FORT HOOD — The new Secretary of the Army toured Fort Hood on Thursday, her first visit to a major U.S. Army installation since assuming her duties in May.
Wormuth visited Fort Hood to receive updates on III Corps' "People First" initiative, meet with junior enlisted Soldiers, tour barracks, family housing and motorpools.
“People are the Army’s number one priority,” said Wormuth. “As (one of) our Army’s largest installations, I wanted to hear directly from the Soldiers, families, and civilians about the unique capabilities and challenges here at Fort Hood.”
Operation People First was launched during the fall of 2020 to build trust for all 90,000 Soldiers across III Corps, which includes Fort Hood, Fort Bliss, Fort Carson, and Fort Riley.
The program has three focus areas that include getting to know Soldiers, certifying leaders and leaders holding leaders accountable.
Wormuth held a closed-door listening session with only privates through specialists included in the hour-long discussion.
“I believe Soldiers like myself were able to express concerns with how we’re being taken care of,” said Spc.
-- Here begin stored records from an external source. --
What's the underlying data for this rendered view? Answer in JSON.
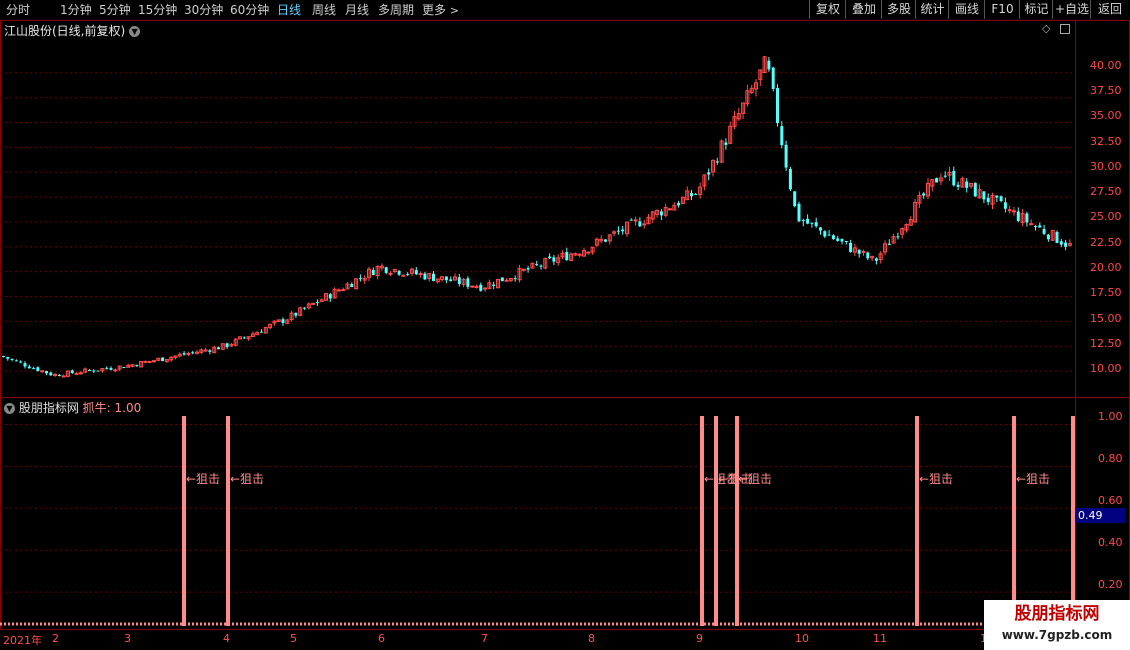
{
  "toolbar": {
    "periods": [
      "分时",
      "1分钟",
      "5分钟",
      "15分钟",
      "30分钟",
      "60分钟",
      "日线",
      "周线",
      "月线",
      "多周期",
      "更多"
    ],
    "active_period": "日线",
    "more_arrow_icon": "chevron-right-icon",
    "buttons": [
      "复权",
      "叠加",
      "多股",
      "统计",
      "画线",
      "F10",
      "标记",
      "+自选",
      "返回"
    ]
  },
  "main_chart": {
    "title": "江山股份(日线,前复权)",
    "collapse_icon": "chevron-down-icon",
    "y_ticks": [
      "40.00",
      "37.50",
      "35.00",
      "32.50",
      "30.00",
      "27.50",
      "25.00",
      "22.50",
      "20.00",
      "17.50",
      "15.00",
      "12.50",
      "10.00"
    ],
    "up_color": "#ff4b4b",
    "down_color": "#54ffff"
  },
  "indicator": {
    "title": "股朋指标网",
    "series_label": "抓牛: 1.00",
    "y_ticks": [
      "1.00",
      "0.80",
      "0.60",
      "0.40",
      "0.20"
    ],
    "current_value": "0.49",
    "signal_label": "←狙击",
    "signal_color": "#ff8c8c"
  },
  "time_axis": {
    "labels": [
      "2021年",
      "2",
      "3",
      "4",
      "5",
      "6",
      "7",
      "8",
      "9",
      "10",
      "11",
      "1"
    ]
  },
  "watermark": {
    "name": "股朋指标网",
    "url": "www.7gpzb.com"
  },
  "chart_data": {
    "type": "candlestick",
    "title": "江山股份(日线,前复权)",
    "ylim": [
      8.5,
      42.5
    ],
    "y_ticks": [
      10,
      12.5,
      15,
      17.5,
      20,
      22.5,
      25,
      27.5,
      30,
      32.5,
      35,
      37.5,
      40
    ],
    "closing_price_path": [
      {
        "month": "2021-01",
        "price": 11.5
      },
      {
        "month": "2021-02",
        "price": 9.6
      },
      {
        "month": "2021-03",
        "price": 10.5
      },
      {
        "month": "2021-04",
        "price": 12.5
      },
      {
        "month": "2021-05",
        "price": 15.5
      },
      {
        "month": "2021-06",
        "price": 20.5
      },
      {
        "month": "2021-07",
        "price": 18.5
      },
      {
        "month": "2021-08",
        "price": 22.5
      },
      {
        "month": "2021-09",
        "price": 28.0
      },
      {
        "month": "2021-09-end",
        "price": 41.0
      },
      {
        "month": "2021-10",
        "price": 25.5
      },
      {
        "month": "2021-11",
        "price": 21.0
      },
      {
        "month": "2021-12",
        "price": 30.0
      },
      {
        "month": "2022-01",
        "price": 22.5
      }
    ],
    "indicator": {
      "name": "抓牛",
      "ylim": [
        0,
        1.05
      ],
      "signals_month_index": [
        3.6,
        4.0,
        9.0,
        9.15,
        9.35,
        11.45,
        12.3,
        12.9
      ],
      "signal_value": 1.0
    }
  }
}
Michael Alvarado, after the session. “It’s always good to check on the people who are doing the work; making sure we have cohesion.”
Spc. Ricardo Alma said he appreciated Wormuth's interest in barracks and security as she has the ability to influence policy changes at the Pentagon.
“It’s exciting to see her down here,” said Spc. Shaun Washington, a Stryker systems maintainer assigned to 3rd Cavalry Regiment. “I’m glad she can see how we operate on the ground, how we actually live and see our truth.”
After lunch, Wormuth toured the installation and reviewed renovation projects to barracks and family housing.
“I wanted to see first-hand how we are improving the quality of life for our Soldiers and their families and what still needs to be addressed at this installation and across the Army,” said Wormuth.
Wormuth concluded her visit by making remarks that reflected the Corps' efforts to improve command climate and working towards cultural changes that will last.
“Fort Hood continues to move forward to reshape how leaders communicate to their formations. The rate that units train and deploy can affect unit cohesion,” said Wormuth. “We must look at the effects of work-life balance to ensure that our Soldiers and their families have the tools needed to be mission-ready both deployed and at home.”